Control of Red Sea rift geometry by Precambrian structures

Abstract

The location and geometry of a rift are controlled by some combination of the extensional stress field and preexisting lithospheric structures, unless the lithosphere is perfectly homogeneous. However, the nature and location of these structures may be difficult to identify because of subsidence and sedimentation associated with later rift stages. Two regional north trending Precambrian structures in northeast Africa have been identified that may have influenced the late Cretaceous and Tertiary evolution of the Red Sea. A large (300 km north‐south, 50 km east‐west) structure in northeastern Sudan (the Onib‐Hamisana zone) may be either a late Precambrian suture zone or a zone of transcurrent faulting.
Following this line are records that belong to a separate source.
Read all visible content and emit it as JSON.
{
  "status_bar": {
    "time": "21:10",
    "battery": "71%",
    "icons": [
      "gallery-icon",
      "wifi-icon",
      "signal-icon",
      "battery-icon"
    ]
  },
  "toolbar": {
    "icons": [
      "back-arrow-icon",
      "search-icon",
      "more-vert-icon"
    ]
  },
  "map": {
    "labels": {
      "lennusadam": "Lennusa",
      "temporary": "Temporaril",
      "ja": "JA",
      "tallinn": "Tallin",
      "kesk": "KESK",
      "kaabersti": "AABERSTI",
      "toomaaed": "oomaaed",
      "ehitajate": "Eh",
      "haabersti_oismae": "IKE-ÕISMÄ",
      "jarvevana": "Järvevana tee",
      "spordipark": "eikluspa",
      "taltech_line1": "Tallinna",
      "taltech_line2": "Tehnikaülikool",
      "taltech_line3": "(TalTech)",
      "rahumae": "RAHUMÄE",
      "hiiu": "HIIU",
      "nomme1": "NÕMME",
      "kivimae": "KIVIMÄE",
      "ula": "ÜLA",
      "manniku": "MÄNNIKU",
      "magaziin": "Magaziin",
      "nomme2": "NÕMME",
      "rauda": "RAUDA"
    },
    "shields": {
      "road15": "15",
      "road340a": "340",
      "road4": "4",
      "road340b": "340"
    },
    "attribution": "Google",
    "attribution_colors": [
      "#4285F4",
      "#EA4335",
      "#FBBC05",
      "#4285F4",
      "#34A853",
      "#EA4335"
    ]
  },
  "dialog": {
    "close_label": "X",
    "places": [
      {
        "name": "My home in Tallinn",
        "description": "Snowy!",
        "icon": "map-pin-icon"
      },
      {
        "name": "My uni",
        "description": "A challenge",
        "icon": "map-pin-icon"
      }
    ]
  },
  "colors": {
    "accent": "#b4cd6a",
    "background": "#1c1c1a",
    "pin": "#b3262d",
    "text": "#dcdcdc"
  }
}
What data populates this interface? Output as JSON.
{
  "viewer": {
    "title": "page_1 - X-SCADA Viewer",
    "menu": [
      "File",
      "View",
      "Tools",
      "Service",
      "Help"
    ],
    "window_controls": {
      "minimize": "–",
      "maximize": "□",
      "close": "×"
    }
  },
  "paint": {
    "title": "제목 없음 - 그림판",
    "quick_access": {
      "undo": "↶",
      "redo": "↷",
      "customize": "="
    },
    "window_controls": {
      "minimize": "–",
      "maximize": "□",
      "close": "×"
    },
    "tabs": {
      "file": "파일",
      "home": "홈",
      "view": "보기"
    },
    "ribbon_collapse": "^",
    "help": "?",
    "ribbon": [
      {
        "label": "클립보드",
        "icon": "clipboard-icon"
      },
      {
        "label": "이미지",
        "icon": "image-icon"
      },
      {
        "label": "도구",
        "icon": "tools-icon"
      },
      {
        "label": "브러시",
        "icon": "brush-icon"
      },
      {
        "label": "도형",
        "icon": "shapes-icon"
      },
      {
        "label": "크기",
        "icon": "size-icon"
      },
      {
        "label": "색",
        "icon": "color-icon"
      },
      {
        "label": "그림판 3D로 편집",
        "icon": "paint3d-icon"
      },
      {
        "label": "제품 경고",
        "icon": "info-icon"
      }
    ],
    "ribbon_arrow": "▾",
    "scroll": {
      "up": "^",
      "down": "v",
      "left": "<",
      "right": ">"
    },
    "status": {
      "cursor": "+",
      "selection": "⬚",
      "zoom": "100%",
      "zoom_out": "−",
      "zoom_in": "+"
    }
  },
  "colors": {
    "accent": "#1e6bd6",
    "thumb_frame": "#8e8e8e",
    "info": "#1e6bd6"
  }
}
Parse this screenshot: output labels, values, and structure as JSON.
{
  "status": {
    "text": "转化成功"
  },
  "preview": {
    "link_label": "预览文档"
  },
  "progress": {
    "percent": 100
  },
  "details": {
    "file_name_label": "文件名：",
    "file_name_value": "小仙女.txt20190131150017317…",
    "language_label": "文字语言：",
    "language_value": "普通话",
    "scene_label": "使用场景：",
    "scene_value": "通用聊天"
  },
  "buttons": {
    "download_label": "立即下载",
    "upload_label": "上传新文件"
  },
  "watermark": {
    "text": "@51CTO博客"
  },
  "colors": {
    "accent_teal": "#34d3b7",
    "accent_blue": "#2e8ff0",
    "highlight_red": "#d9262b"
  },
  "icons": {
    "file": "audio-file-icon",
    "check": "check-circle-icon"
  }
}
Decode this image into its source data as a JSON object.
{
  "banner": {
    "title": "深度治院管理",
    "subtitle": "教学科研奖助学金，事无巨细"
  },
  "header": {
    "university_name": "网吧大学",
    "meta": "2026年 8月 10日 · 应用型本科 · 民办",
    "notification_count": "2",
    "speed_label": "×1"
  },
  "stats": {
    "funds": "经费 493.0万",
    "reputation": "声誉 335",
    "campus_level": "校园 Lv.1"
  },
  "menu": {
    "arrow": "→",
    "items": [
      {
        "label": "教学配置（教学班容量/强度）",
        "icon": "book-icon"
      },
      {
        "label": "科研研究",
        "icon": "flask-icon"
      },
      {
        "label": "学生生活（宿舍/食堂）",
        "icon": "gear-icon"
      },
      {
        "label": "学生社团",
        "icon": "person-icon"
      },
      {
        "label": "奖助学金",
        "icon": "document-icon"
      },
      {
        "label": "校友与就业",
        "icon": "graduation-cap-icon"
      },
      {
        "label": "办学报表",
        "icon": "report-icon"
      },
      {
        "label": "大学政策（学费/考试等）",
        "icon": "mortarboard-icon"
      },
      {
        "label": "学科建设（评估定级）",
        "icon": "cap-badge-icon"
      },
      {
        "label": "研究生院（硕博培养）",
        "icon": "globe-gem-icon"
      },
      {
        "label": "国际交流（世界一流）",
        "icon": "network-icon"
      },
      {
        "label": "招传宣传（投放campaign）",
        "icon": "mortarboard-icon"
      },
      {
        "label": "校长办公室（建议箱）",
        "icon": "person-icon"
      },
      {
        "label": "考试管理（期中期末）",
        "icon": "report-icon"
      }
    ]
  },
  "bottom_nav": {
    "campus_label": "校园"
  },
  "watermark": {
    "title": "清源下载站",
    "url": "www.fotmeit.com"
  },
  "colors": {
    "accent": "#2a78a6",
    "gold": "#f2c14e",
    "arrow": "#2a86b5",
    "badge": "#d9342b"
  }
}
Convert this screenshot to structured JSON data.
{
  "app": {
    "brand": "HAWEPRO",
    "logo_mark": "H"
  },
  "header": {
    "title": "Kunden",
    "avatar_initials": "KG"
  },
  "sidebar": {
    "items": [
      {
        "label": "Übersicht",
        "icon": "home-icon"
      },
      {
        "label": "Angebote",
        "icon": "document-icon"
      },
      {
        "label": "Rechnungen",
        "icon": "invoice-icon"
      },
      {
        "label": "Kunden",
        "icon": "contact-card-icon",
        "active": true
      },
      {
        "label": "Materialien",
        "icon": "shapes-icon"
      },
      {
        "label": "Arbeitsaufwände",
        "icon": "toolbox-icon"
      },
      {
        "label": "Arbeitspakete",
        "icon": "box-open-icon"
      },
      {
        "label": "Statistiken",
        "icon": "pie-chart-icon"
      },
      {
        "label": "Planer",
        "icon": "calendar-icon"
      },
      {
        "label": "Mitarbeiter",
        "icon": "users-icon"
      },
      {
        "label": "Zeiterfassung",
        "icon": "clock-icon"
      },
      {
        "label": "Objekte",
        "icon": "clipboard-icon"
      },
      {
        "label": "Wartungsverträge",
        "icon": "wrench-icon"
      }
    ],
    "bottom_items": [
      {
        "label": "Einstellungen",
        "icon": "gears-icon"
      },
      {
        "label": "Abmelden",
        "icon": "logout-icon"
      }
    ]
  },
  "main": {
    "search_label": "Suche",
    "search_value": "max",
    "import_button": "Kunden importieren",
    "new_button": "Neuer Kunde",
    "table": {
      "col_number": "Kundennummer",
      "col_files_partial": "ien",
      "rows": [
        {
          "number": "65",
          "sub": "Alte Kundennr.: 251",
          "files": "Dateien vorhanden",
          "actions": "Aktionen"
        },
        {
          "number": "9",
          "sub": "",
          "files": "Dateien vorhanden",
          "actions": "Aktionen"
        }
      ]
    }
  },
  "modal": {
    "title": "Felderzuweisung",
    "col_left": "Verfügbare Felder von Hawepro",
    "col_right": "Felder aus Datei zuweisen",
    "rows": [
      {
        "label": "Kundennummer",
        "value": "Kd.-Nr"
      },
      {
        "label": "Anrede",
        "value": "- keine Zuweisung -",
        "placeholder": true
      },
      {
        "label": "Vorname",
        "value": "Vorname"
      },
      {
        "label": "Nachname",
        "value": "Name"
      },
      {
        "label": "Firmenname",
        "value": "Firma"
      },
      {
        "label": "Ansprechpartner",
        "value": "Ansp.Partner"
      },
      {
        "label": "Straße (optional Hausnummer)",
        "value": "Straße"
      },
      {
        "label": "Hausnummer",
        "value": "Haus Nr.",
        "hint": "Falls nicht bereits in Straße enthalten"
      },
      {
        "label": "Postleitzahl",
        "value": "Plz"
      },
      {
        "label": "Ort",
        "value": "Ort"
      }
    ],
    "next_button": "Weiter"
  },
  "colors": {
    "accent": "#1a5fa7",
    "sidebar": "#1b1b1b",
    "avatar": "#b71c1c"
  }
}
Highly deformed island arc and oceanic assemblages as well as associated ultramafic rocks occur throughout the zone. In one locality the arc assemblages are juxtaposed against possible continental margin metasedimentary rocks. To the southeast, on the Sudan‐Ethiopia border, a zone of similar size and orientation occurs and has been termed the Baraka suture zone. Offsets in the trend of the Red Sea coastline and axial trough coincide with both the location and spacing of the Onib‐Hamisana and Baraka zones. That part of the Red Sea immediately adjacent to the Baraka zone also coincides with a seismically active area. We present a model relating these preexisting lithospheric structures, which act as weak zones or stress guides, to the subsequent evolution and geometry of the rift. The rift propagation direction (northwest) is assumed to be perpendicular to regional extensional stress until the rift tip intersects a north trending stress guide at some arbitrary point. Rift propagation then proceeds northward until the zone ends or becomes poorly defined, whereupon northwest propagation resumes. In the resulting plate configuration, the guiding weak zones are observed only on the southwest plate.